I haven't worked with tls connections, but for plain sockets you can specify an explicit timeout in milliseconds in the connection URL, via an appender: ";ConnectionTimeout=60000"
Also, you will likely need to add some sort of ping mechanism on the socket, otherwise intermediate routers will likely shut down the connection eventually, even with keep-alive.
I've finally figured it out with RIM's help (you can find the relevant ticket here).

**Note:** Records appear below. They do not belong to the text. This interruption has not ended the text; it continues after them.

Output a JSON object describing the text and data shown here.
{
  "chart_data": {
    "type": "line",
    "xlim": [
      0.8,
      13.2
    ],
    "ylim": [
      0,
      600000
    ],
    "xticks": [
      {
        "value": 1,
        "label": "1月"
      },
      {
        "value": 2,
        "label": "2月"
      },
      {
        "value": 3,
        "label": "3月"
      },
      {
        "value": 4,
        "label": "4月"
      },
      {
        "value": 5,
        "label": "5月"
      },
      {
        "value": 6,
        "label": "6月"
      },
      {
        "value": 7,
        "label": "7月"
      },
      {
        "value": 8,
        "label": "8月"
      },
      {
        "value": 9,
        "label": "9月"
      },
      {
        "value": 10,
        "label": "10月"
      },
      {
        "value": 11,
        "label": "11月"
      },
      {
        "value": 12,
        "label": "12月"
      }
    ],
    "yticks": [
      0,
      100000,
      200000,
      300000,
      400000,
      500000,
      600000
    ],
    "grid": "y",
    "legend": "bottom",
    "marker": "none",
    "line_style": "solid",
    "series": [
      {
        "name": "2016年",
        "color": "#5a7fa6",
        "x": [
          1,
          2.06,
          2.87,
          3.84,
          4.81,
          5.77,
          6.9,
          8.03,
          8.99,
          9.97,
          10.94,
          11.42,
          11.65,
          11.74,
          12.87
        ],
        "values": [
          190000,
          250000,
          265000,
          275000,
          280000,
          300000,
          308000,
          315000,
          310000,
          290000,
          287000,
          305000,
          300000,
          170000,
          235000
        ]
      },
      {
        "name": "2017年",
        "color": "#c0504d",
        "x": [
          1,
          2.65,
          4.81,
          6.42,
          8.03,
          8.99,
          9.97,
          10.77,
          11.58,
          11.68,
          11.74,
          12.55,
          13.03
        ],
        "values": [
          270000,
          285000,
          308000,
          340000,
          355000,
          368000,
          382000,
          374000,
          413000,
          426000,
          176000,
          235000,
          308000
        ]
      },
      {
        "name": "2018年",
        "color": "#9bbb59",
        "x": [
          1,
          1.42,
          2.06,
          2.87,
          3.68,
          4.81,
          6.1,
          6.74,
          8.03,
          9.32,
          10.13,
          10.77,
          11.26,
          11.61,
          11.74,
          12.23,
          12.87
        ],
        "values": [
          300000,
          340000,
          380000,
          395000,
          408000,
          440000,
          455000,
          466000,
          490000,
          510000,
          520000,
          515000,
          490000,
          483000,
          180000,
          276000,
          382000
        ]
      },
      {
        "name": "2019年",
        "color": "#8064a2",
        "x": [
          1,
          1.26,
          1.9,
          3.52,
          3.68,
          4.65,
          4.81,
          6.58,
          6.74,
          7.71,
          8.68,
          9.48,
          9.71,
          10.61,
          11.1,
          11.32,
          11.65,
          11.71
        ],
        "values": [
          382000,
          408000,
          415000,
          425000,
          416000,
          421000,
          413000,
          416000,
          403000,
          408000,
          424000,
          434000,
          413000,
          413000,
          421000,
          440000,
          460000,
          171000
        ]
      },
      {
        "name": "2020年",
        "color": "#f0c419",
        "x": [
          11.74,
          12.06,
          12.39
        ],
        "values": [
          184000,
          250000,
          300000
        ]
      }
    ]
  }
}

All credit goes to RIM.
In OS 7.1, a new security measure when creating TLS/SSL connection. Here is a quote from RIM's article.
A new attack was recently discovered that allows an adversary to decrypt TLS 1.0 and SSL 3.0 traffic using a combination of eavesdropping and chosen plaintext attack when CBC chaining mode is used.
To combat this, we implemented a change that was compliant with SSL specifications and was widely adopted by most browsers such as Mozilla® Firefox® and Google Chrome™. We have implemented a counter measure where we split TLS records into two records: the first record containing a single byte of the data and the second records containing the rest of the data, which stops an attacker from exploiting this vulnerability.
Full article can be accessed here.
To make a long story short, in order to reduce incompatibility issues with my server I had to add "DisableCbcSecurity=true" attribute to the connection string before I opened the connection.
Note that this workaround will work for devices running version 7.1.0.288 and higher though I also so it working properly on Torch 9860 running 7.1.0.267.